Ultimi arrivati, anche gli esseri umani sbarcarono in diversi scaglioni, forse a partire dall'epoca in cui cadde Roma e provenendo, prima dell'arrivo di Cook, dalle sovrappopolate isole Marchesi. In questo quadro contornato da specie rarissime e altamente minacciate, particolarmente importanti sono le felci, che rappresentano una quota significativa della flora indigena, ancora prevalente al di sopra dei 1500 metri di altitudine e notevolmente contaminata dalle specie importate sotto i 600 metri. Unico mammifero originario dell'isola di Hawaii è il Lasiurus cinereus, il pipistrello più diffuso nelle Americhe. Di grande interesse sono invece gli uccelli, tra i quali si trovano interessanti esempi di radiazione adattativa. Molte specie endemiche, peraltro, sono rare o in pericolo. 

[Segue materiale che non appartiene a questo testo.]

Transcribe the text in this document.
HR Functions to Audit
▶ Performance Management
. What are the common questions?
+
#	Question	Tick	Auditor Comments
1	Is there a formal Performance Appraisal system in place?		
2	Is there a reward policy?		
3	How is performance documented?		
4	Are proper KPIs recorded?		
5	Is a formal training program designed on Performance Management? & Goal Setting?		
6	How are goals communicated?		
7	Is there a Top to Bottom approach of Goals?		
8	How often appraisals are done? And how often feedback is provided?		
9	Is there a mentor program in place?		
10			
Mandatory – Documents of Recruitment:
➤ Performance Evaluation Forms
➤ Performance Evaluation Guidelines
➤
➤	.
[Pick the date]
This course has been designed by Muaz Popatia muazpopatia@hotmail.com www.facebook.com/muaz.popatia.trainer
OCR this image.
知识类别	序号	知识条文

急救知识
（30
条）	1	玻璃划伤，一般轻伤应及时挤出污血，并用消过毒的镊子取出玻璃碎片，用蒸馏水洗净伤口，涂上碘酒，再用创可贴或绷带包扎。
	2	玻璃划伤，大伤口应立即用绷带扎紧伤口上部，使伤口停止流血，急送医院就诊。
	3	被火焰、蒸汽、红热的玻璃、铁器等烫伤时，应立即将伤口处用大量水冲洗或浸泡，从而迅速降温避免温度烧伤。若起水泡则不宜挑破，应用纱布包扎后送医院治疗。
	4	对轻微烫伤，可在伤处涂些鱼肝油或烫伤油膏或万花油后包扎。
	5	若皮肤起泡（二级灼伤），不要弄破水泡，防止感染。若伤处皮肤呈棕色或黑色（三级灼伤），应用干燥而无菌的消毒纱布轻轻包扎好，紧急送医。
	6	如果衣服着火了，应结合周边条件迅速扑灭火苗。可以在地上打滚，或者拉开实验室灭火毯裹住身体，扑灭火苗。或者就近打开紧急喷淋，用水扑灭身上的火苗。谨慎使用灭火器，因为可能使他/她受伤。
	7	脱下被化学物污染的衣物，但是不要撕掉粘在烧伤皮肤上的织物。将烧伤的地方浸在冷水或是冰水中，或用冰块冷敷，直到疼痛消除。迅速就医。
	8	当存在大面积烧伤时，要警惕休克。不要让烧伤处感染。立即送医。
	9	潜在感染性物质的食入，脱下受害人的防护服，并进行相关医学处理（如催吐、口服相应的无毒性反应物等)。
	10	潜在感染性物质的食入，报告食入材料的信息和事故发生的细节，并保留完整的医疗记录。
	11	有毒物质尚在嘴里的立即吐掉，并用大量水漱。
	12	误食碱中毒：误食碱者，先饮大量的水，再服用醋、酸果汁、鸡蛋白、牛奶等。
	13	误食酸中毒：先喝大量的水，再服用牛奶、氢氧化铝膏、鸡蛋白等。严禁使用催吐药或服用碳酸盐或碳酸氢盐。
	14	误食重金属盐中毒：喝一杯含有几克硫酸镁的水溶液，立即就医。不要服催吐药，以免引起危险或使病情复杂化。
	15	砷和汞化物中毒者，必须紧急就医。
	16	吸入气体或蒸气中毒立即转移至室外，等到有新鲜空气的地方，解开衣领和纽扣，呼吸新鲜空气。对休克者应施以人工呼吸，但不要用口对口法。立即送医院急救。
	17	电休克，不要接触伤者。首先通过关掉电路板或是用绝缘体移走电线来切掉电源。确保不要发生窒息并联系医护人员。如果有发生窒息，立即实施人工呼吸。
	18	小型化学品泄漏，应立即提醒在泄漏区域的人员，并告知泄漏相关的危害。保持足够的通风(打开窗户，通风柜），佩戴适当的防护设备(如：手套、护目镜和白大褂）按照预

Tra queste ultime si annoverano l’akepa, l’akiapola'au, la procellaria delle Hawaii, l'omao, l’apapane, l’elepaio, l’amakihi e l’iiwi. Tutta l'area del parco, purtroppo, è compromessa dall'invasività delle specie introdotte dall'uomo. Capre e maiali selvatici hanno distrutto intere aree di piante indigene, le manguste hanno decimato i rettili. E del mutamento degli habitat, oltre che della caccia, ha sofferto anche il nene, ultima superstite di nove specie di oca selvatica endemiche dell'isola, di recente elevata a simbolo della conservazione hawaiana. Secondo le stime, dovevano essere circa 25.000 al tempo dell'arrivo di Cook, ma a metà degli anni Quaranta non ne erano rimasti più di 50 esemplari. Dagli anni Settanta è stato avviato un programma di reintroduzione che ha dato qualche successo, ma ancor oggi la sopravvivenza del nene continua a dipendere dalle attenzioni dell'uomo.